Fast news


More jumpers

PRIVATISED ENERGY giant British Gas has dropped its charm offensive of lower prices to customers with a 7% rise in gas and electricity bills this winter. The increase comes into effect on 10 December. Back in 2008 Jake Ulrich, the managing director of Centrica, which owns British Gas, advised hard-pressed customers facing a 15% price hike to wear an extra jumper!

The latest move by British Gas follows recent gas-price increases of 9% by Scottish and Southern Energy. Other gas companies are expected to follow suit.

Ann Robinson of price comparison website Uswitch commented on the increase: “Unfortunately for consumers, the 8% or £99 reduction seen over the last two years failed miserably to reverse the impact of the 42% or £381 increase seen in 2008. And now, whatever small benefit was seen is about to be wiped back out again.”

She said the average household bill for a dual-fuel British Gas customer would now go up from £1,157 to £1,239.

In July, British Gas made operating profits of £585 million for the first half of 2010, up 98% on the same period last year. Centrica, also saw a big increase in profits, up 65% to £1.56 billion.

Torturer in chief

FORMER US president George W Bush has gained much publicity for his memoir, Decision Points, with the justification for his authorisation of the torture technique known as ‘waterboarding’. Bush maintains that waterboarding, which simulates drowning, is not torture.
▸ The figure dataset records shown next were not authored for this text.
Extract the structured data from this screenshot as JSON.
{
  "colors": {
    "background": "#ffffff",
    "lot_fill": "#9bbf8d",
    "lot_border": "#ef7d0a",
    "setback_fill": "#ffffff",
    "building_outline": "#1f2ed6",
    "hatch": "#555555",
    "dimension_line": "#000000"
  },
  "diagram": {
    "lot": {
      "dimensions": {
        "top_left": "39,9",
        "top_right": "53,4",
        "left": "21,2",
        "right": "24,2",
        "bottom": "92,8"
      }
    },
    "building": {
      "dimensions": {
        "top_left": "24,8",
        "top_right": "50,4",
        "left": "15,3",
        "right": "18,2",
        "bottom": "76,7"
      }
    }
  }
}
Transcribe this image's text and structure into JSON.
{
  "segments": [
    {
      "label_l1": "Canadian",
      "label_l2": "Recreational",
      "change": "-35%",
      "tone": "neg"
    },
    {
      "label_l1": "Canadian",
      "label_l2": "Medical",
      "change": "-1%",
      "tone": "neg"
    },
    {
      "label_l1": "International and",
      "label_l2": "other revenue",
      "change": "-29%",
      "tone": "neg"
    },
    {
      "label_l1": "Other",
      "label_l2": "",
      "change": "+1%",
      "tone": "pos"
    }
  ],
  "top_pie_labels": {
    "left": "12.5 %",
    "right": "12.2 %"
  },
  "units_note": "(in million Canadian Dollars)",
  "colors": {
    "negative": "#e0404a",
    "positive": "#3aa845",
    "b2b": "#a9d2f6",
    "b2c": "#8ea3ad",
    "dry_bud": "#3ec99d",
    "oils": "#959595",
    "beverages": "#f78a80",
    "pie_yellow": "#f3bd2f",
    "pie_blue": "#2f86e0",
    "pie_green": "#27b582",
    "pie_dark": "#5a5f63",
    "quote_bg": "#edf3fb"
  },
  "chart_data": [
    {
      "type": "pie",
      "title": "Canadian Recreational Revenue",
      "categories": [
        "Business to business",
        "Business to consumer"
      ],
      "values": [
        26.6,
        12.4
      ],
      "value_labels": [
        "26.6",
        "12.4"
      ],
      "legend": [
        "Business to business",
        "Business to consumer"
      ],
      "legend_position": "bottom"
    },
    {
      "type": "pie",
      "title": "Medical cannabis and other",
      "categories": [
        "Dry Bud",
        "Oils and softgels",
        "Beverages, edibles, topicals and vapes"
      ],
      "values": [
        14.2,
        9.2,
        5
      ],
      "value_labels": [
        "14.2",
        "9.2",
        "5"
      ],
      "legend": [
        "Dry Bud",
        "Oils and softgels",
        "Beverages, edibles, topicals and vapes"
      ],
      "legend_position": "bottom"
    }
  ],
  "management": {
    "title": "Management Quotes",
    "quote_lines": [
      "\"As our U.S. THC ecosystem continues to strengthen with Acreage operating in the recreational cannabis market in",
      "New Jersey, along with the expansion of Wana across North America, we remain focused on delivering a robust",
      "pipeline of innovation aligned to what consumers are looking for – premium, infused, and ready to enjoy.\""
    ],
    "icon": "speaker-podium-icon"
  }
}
Interviewed on the BBC World Service, Bush said ‘the ends justified the means’ as it prevented further terrorist attacks and, anyway, a White House lawyer told him it was legal.

However, Bush didn’t provide any concrete evidence of particular terrorist attacks being thwarted and obviously the US president wouldn’t have had any difficulty in finding a lawyer to say waterboarding was legal – in much the same way as the British attorney general Lord Goldsmith (on the eve of war) told Blair what he wanted to hear, ie that invading Iraq in March 2003 was legal.

Back in 2005 Bush responded to reports of secret CIA prisons overseas by saying “we do not torture”. Presumably he was only referring to waterboarding and not the widely reported other methods of bestial torture practised by US forces at Abu Ghraib in Iraq, Bagram airbase in Afghanistan and Guantanamo Bay in Cuba to name just three prison camps.

Stalin lives

THE SOVIET union collapsed in the early 1990s but it seems that Stalin’s secret police – the KGB – survived the transition to capitalism.

Referring to a double agent who has defected to the USA, a Russian official is quoted in the Kommersant newspaper as saying: “We know who he is and where he is. Do not doubt that a Mercader has been sent after him already.”

Ramon Mercader was the Stalinist agent who murdered the exiled socialist revolutionary Leon Trotsky in Mexico in 1940.